À cette occasion, "Craie et Suie" a également procédé à l’inauguration de la Galerie de Lisle, qui est la première galerie d’art de La Possession entièrement gérée par une association indépendante. Elle est située au 22 rue Victor Hugo - Résidence Indiana – au centre-ville de La Possession. L’inauguration s’est déroulée avec la participation de Danyèl Waro et Nathalie Nathiembé dans une ambiance chaleureuse de kabar maloya.

À signaler aussi que l’exposition "Le monde dort", parrainée par les artistes Éric Pongérard, Alain Padeau, Wilhiam Zitte, Jack Beng Thi et Gilbert Clain, est ouverte jusqu’au 17 janvier 2014, du lundi au dimanche de 10h à 18h. Pour plus d’informations, contact : 0692 21 13 62 / 0693 70 41 57 - noel.color@yahoo.fr Voici la présentation du sens de cette galerie par son président sous le titre : « L’art de penser et de créer ».

« L’art de penser et de créer »


Nous ne sommes jamais ni totalement dépendants, ni totalement indépendants ou libres. Il y a toujours en chacun d’entre nous une part d’esclavage et une part de liberté, on pourrait dire une part de morale codée et une part de dépaysement éthique. Pour Frantz Fanon, « ce qui est universel, c’est qu’aucune culture ne constitue un absolu et qu’elles ont besoin les unes des autres pour pouvoir progresser ».

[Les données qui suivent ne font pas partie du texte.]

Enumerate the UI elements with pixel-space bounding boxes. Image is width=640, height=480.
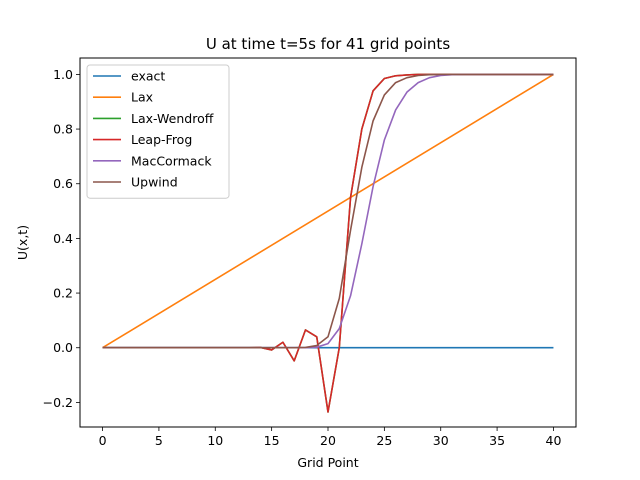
y-tick-label: 0.4 <box>53 231 73 246</box>
series-layer <box>102 73 554 413</box>
x-tick-label: 40 <box>546 433 562 448</box>
x-tick-label: 15 <box>264 433 280 448</box>
legend-box <box>86 64 230 199</box>
y-tick-label: 0.8 <box>53 122 73 137</box>
y-axis: −0.2 0.0 0.2 0.4 0.6 0.8 1.0 <box>43 67 80 410</box>
x-axis-label: Grid Point <box>297 455 358 470</box>
y-tick-label: −0.2 <box>43 395 73 410</box>
legend: exact Lax Lax-Wendroff Leap-Frog MacCormack U… <box>86 64 230 199</box>
x-tick-label: 35 <box>489 433 505 448</box>
series-line-upwind <box>102 73 554 349</box>
x-tick-label: 25 <box>376 433 392 448</box>
y-tick-label: 0.6 <box>53 176 73 191</box>
x-tick-label: 30 <box>433 433 449 448</box>
x-axis: 0 5 10 15 20 25 30 35 40 <box>99 427 562 448</box>
legend-label: Lax <box>131 90 153 105</box>
y-tick-label: 1.0 <box>53 67 73 82</box>
legend-label: Upwind <box>131 175 178 190</box>
legend-label: exact <box>131 69 165 84</box>
legend-label: Leap-Frog <box>131 132 192 147</box>
series-line-lax <box>102 73 554 349</box>
y-tick-label: 0.2 <box>53 286 73 301</box>
legend-label: MacCormack <box>131 153 212 168</box>
chart-title: U at time t=5s for 41 grid points <box>206 35 450 53</box>
x-tick-label: 0 <box>99 433 107 448</box>
x-tick-label: 5 <box>155 433 163 448</box>
y-axis-label: U(x,t) <box>15 225 30 260</box>
x-tick-label: 20 <box>320 433 336 448</box>
x-tick-label: 10 <box>207 433 223 448</box>
legend-label: Lax-Wendroff <box>131 111 214 126</box>
y-tick-label: 0.0 <box>53 340 73 355</box>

Il est vrai que les Départements d’Outre-Mer sont encore aujourd’hui dans une situation de dépendance coloniale déguisée ou à peine déguisée. Les derniers événements survenus en particulier au cours des manifestations de violence en Guadeloupe, en Martinique et à La Réunion, le prouvent. Mais les luttes pour l’indépendance n’ont conduit nulle part à une amélioration de la situation socio-économique des peuples, sauf à de très rares exceptions. Elles demeurent néanmoins légitimes.

À la tentation identitaire, l’ex-président Sarkozy répondait par la possibilité de revoir la Constitution, autrement dit, le statut des DOM et TOM français. Dans la situation actuelle, qui enserre les personnes dans une double prise — celle des identités individuelles ou collectives et celle d’une terrible massification médiatique — il ne reste guère qu’une "culture" de la résistance.

Organiser la survie de l’homme réunionnais par rapport à la colonisation : cela peuple tous les ouvrages d’histoire de La Réunion. S’en tenir à la définition de l’origine de la culture réunionnaise et de l’identité réunionnaise, en prenant en considération les enjeux de pouvoirs politiques ou économiques qui ont considérablement influé sur la manière dont celle-ci s’est construite au cours de l’histoire, est légitime, mais ce n’est pas résister. C’est déjà s’avouer vaincu. La culture de la résistance ne prend pas sa source uniquement dans l’histoire même de La Réunion fossilisée de "l’homo-rényonus" (expression de Laurent Segelstein, chroniqueur du journal "Témoignages" du 9 juillet 1993, p. 8).

Nous sommes nécessairement emportés par des processus économiques et idéologiques qui nous dépassent, mais face auxquels nous pouvons aujourd’hui résister par une stylisation de notre existence, par un art de penser et de créer qui force à tout recommencer, à commencer autrement. Et cela demande une sorte de courage.